Aku sering memergoki mereka telepon atau SMS. Aku sudah hafal sikapnya bila
Beny yang telepon. Kalau sedang telepon Beny dia pasti berusaha menjauh dari
hadapanku, dengan pura-pura jalan ke belakang rumah, halaman depan, naik lantai
atas atau mengunci diri di kamar.
Setelah
terdiam beberapa saat aku kembali bicara, “Dengar ya, Ma? Papa nggak enak kalau
kita selalu bertengkar hanya karena masalah ini. Papa ingin mama yakin kalau
papa bener-bener tidak bermaksud apa-apa. Papa tidak keberatan mama telepon
sama Beny, sungguh” tegasku meyakinkannya.
“Alah…, papa
mau mancing lagi”
“Enggak.
Bener!! Aku justeru suka kalau mama telepon dia, sebab kalau habis
telepon-teleponan sama dia kamu pasti horny banget” kilahku menggoda.
“Hemh…!”,
sungutnya sinis.
“Sungguh”
tegasku.
“Lagi pula,
itu kan berarti papa juga boleh begitu?” sambungku santai.
Sepertinya dia
enggan merespon, tapi tiba-tiba bertanya, “Boleh apaan?”
“Ya telepon
mantan pacar papa, dong. Memang mama saja yang punya pantan pacar? Berteman
dengan mantan pacar kan boleh?”, tegasku santai.
Dia tak
menyahut dan terdiam beberapa saat. Hanya raut wajahnya yang berubah kecut
memandangku, tapi dengan santai aku bilang, “Jelek-jelek papa dulu kan juga
laris manis. Cuma selama ini kalau Fasya, Alfi, atau Yeni telepon, papa merasa
nggak enak hati aja sama mama. Papa tidak nyaman kalau harus sembunyi-sembunyi,
menghindar dari mama. Makanya, aku bilang ke mereka, kalau sebaiknya kita tidak
telepon lagi” sambungku dengan raut geli.
“Sekarang,
karena mama boleh berteman dengan mantan pacar, berarti papa juga boleh, dong?
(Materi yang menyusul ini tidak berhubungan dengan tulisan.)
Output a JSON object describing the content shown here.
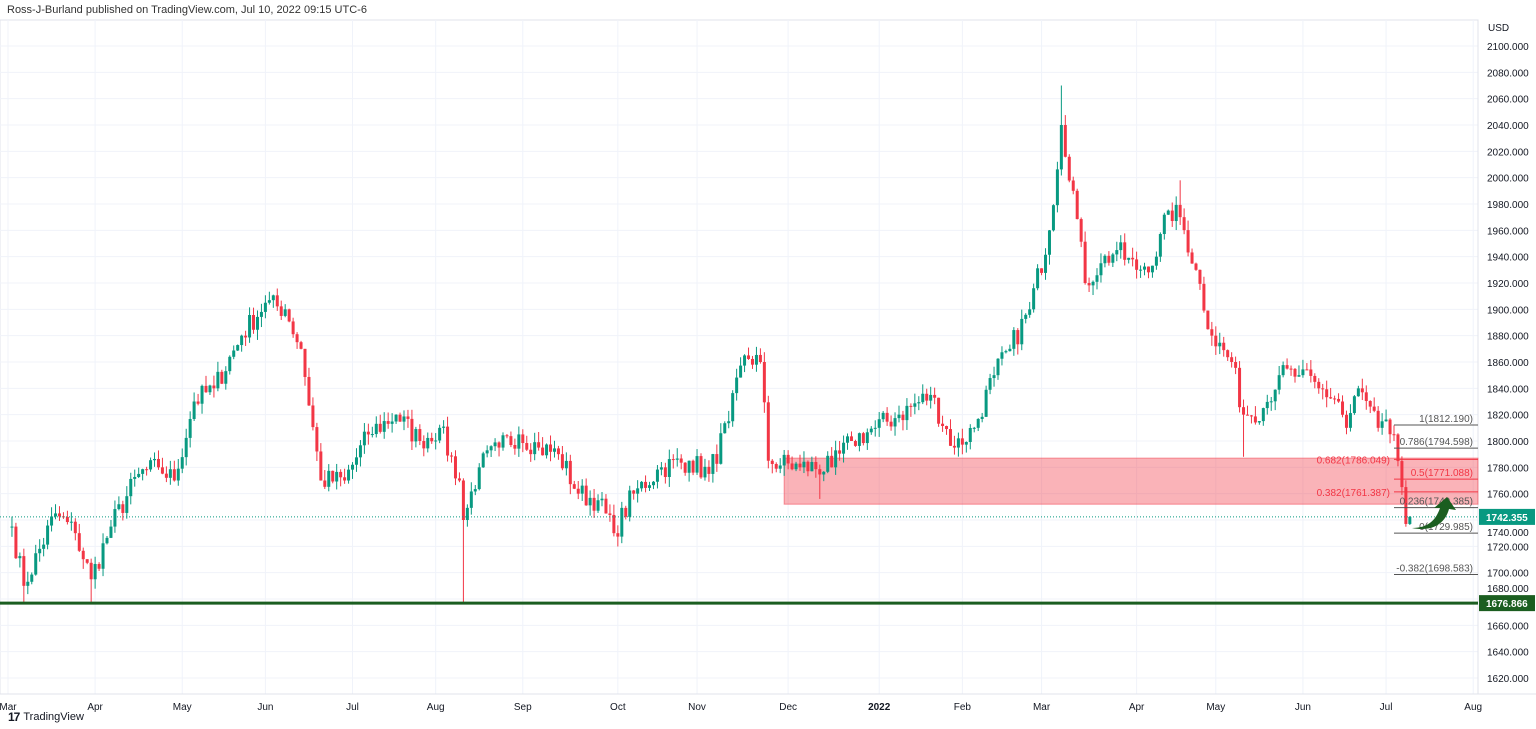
{
  "header": {
    "published": "Ross-J-Burland published on TradingView.com, Jul 10, 2022 09:15 UTC-6"
  },
  "footer": {
    "brand": "TradingView",
    "logo_mark": "17"
  },
  "colors": {
    "up": "#089981",
    "down": "#f23645",
    "zone": "rgba(242,54,69,0.38)",
    "support": "#1b5e20",
    "grid": "#f0f3fa",
    "fib": "#555555",
    "fib_red": "#f23645"
  },
  "chart_data": {
    "type": "candlestick",
    "currency_label": "USD",
    "ylim": [
      1610,
      2110
    ],
    "y_ticks": [
      1620,
      1640,
      1660,
      1680,
      1700,
      1720,
      1740,
      1760,
      1780,
      1800,
      1820,
      1840,
      1860,
      1880,
      1900,
      1920,
      1940,
      1960,
      1980,
      2000,
      2020,
      2040,
      2060,
      2080,
      2100
    ],
    "x_ticks": [
      {
        "label": "Mar",
        "bar": 0
      },
      {
        "label": "Apr",
        "bar": 22
      },
      {
        "label": "May",
        "bar": 44
      },
      {
        "label": "Jun",
        "bar": 65
      },
      {
        "label": "Jul",
        "bar": 87
      },
      {
        "label": "Aug",
        "bar": 108
      },
      {
        "label": "Sep",
        "bar": 130
      },
      {
        "label": "Oct",
        "bar": 154
      },
      {
        "label": "Nov",
        "bar": 174
      },
      {
        "label": "Dec",
        "bar": 197
      },
      {
        "label": "2022",
        "bar": 220
      },
      {
        "label": "Feb",
        "bar": 241
      },
      {
        "label": "Mar",
        "bar": 261
      },
      {
        "label": "Apr",
        "bar": 285
      },
      {
        "label": "May",
        "bar": 305
      },
      {
        "label": "Jun",
        "bar": 327
      },
      {
        "label": "Jul",
        "bar": 348
      },
      {
        "label": "Aug",
        "bar": 370
      }
    ],
    "total_bars": 372,
    "close_anchors": [
      [
        0,
        1735
      ],
      [
        1,
        1735
      ],
      [
        4,
        1690
      ],
      [
        12,
        1745
      ],
      [
        17,
        1730
      ],
      [
        21,
        1695
      ],
      [
        26,
        1735
      ],
      [
        33,
        1775
      ],
      [
        38,
        1780
      ],
      [
        42,
        1770
      ],
      [
        47,
        1830
      ],
      [
        52,
        1840
      ],
      [
        59,
        1880
      ],
      [
        65,
        1905
      ],
      [
        70,
        1900
      ],
      [
        74,
        1870
      ],
      [
        79,
        1770
      ],
      [
        85,
        1770
      ],
      [
        91,
        1805
      ],
      [
        98,
        1820
      ],
      [
        104,
        1800
      ],
      [
        109,
        1810
      ],
      [
        114,
        1770
      ],
      [
        115,
        1740
      ],
      [
        119,
        1780
      ],
      [
        124,
        1795
      ],
      [
        129,
        1805
      ],
      [
        134,
        1795
      ],
      [
        139,
        1790
      ],
      [
        144,
        1760
      ],
      [
        149,
        1755
      ],
      [
        153,
        1730
      ],
      [
        158,
        1760
      ],
      [
        165,
        1780
      ],
      [
        172,
        1785
      ],
      [
        177,
        1775
      ],
      [
        182,
        1815
      ],
      [
        186,
        1865
      ],
      [
        190,
        1860
      ],
      [
        192,
        1785
      ],
      [
        200,
        1780
      ],
      [
        208,
        1780
      ],
      [
        213,
        1800
      ],
      [
        219,
        1810
      ],
      [
        225,
        1820
      ],
      [
        233,
        1835
      ],
      [
        239,
        1795
      ],
      [
        244,
        1810
      ],
      [
        249,
        1850
      ],
      [
        253,
        1870
      ],
      [
        258,
        1900
      ],
      [
        263,
        1960
      ],
      [
        266,
        2040
      ],
      [
        269,
        1990
      ],
      [
        272,
        1920
      ],
      [
        276,
        1935
      ],
      [
        280,
        1945
      ],
      [
        285,
        1930
      ],
      [
        290,
        1940
      ],
      [
        293,
        1975
      ],
      [
        296,
        1970
      ],
      [
        300,
        1930
      ],
      [
        304,
        1880
      ],
      [
        309,
        1860
      ],
      [
        312,
        1820
      ],
      [
        317,
        1825
      ],
      [
        321,
        1850
      ],
      [
        326,
        1850
      ],
      [
        331,
        1840
      ],
      [
        336,
        1830
      ],
      [
        338,
        1810
      ],
      [
        341,
        1840
      ],
      [
        346,
        1810
      ],
      [
        350,
        1805
      ],
      [
        352,
        1765
      ],
      [
        353,
        1737
      ],
      [
        354,
        1742.355
      ]
    ],
    "spikes": [
      {
        "bar": 4,
        "low": 1677
      },
      {
        "bar": 21,
        "low": 1677
      },
      {
        "bar": 115,
        "low": 1677
      },
      {
        "bar": 266,
        "high": 2070
      },
      {
        "bar": 296,
        "high": 1998
      },
      {
        "bar": 312,
        "low": 1788
      },
      {
        "bar": 205,
        "low": 1756
      }
    ],
    "last_price": "1742.355",
    "last_price_value": 1742.355,
    "support_level": {
      "value": 1676.866,
      "label": "1676.866"
    },
    "zone": {
      "from_bar": 196,
      "low": 1752,
      "high": 1787
    },
    "fib": {
      "from_bar": 350,
      "levels": [
        {
          "label": "1(1812.190)",
          "value": 1812.19,
          "red": false
        },
        {
          "label": "0.786(1794.598)",
          "value": 1794.598,
          "red": false
        },
        {
          "label": "0.682(1786.049)",
          "value": 1786.049,
          "red": true
        },
        {
          "label": "0.5(1771.088)",
          "value": 1771.088,
          "red": true
        },
        {
          "label": "0.382(1761.387)",
          "value": 1761.387,
          "red": true
        },
        {
          "label": "0.236(1749.385)",
          "value": 1749.385,
          "red": false
        },
        {
          "label": "0(1729.985)",
          "value": 1729.985,
          "red": false
        },
        {
          "label": "-0.382(1698.583)",
          "value": 1698.583,
          "red": false
        }
      ]
    }
  }
}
Lagi pula, ini kan nggak ada apa-apanya dibanding mama. Mama belum pernah putus
dari Beny, sedangkan papa sudah putus dari cewek-cewek itu. Lumayan adil, kan?”
sambungku lagi dengan mimik girang.
Istriku tidak
lagi menyahut pembicaraan. Beberapa saat dia hanya memandangiku dengan tatapan
penuh tanya. Bening matanya mulai berkaca, tapi aku pura-pura tidak
memperhatikan. Sejenak kemudian aku bangkit dari tempat tidur dan meraih
hanphone-ku di meja.
Aku utak-atik
benda mungil itu. Dia sama sekali tidak bereaksi dan terus memandangiku dengan
sorot mata yang kian berkaca. Sambil menelungkupkan tubuh ke atas tempat tidur,
aku kembali berguman, “Oh iya, mungkin mereka sudah tidur. Aku SMS dulu aja.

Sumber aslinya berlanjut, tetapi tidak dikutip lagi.